Q: How might these interim findings influence clinical practice and the management of moderate-to-severe psoriasis?

A: Risankizumab is established now as a valid treatment option. This is not new news, and that we see that more and more patients on risankizumab has risen, and the VALUE study is adding the value of risankizumab treatment in a daily practice compared to other treatment options. It means not comparing head-to-head one, but comparing, in general, the treatment options that we are having, showing for all of how we should do it in the future, probably not saving the best as the last, probably doing the first as the best, because it doesn't matter, really, if you are saving something for later on, because this matters. Once you get the treatment option, you do not really have a need to switch from 1 or 2 other treatment options, because there was a very low switch probability if the patient is under treatment with risankizumab, for example. For me, it is also interesting to see, as I mentioned, the work productivity.
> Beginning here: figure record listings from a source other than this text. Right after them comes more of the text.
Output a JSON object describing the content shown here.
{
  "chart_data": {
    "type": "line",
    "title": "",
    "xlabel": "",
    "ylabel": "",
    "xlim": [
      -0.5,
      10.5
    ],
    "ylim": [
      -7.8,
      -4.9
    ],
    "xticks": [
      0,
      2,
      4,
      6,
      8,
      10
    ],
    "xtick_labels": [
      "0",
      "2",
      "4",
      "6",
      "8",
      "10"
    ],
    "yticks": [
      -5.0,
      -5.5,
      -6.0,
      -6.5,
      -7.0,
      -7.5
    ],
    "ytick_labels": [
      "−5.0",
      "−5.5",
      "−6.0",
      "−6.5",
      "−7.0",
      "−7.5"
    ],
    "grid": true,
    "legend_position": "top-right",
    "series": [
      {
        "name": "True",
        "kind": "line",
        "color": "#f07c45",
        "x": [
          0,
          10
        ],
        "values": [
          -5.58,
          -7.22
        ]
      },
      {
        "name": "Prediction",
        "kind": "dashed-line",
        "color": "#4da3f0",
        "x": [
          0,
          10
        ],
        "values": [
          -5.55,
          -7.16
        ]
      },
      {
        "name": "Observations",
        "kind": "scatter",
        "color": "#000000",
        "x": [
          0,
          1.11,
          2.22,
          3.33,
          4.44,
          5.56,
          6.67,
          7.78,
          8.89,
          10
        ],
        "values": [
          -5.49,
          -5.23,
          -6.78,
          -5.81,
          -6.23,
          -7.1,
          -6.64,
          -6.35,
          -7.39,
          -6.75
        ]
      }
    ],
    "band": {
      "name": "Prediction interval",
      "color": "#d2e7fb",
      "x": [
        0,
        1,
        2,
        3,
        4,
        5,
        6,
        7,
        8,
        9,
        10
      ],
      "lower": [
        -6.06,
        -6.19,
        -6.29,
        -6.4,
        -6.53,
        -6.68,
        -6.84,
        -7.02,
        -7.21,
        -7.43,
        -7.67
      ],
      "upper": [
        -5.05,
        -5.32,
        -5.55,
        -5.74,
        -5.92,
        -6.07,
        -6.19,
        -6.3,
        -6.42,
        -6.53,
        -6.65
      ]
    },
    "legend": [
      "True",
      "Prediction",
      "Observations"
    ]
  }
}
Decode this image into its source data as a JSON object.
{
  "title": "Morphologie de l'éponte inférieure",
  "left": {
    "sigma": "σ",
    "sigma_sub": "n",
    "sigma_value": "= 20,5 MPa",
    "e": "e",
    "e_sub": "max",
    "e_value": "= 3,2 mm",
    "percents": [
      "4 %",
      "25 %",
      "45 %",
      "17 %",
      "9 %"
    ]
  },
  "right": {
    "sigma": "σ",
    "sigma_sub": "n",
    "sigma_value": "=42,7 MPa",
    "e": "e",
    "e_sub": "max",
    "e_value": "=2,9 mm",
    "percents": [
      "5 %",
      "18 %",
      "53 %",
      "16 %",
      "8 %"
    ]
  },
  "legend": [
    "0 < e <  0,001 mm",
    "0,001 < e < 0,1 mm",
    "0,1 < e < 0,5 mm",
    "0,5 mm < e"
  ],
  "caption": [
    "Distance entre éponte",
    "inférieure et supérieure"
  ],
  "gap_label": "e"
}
How is this mirrored with the DLQI? But it was a different facet of the different questionnaires that we have used in this clinical trial. This data were generated by mainly practitioners, and for me, they are of even higher value, because they are showing also the clinical relevance in daily practice, and not only statistically significant improvement.

Q: Is there anything else that you would like to share with dermatology clinicians?

A: In my personal opinion, it is very important that we are aiming for higher: We are aiming for very high improvement of the skin. What we have seen is that our our patients are really appreciating the deep improvement of the skin. In my personal opinion, these are data which are more addressed to practitioners. They are more addressed to the people who are treating daily, and it can be a tool which will help them in making easier decisions as to which biology should they use in a daily practice, and which of them, compared to the general or the other biologics, might be a treatment of choice.

Reference

  1. Thaçi D, Ohtsuki M, Maul JT, et al. Real-world effectiveness of risankizumab in the multi-country post-marketing VALUE study: 148-week interim analysis. Presented at: World Psoriasis & Psoriatic Arthritis Conference; June 27-29, 2024; Stockholm, Sweden.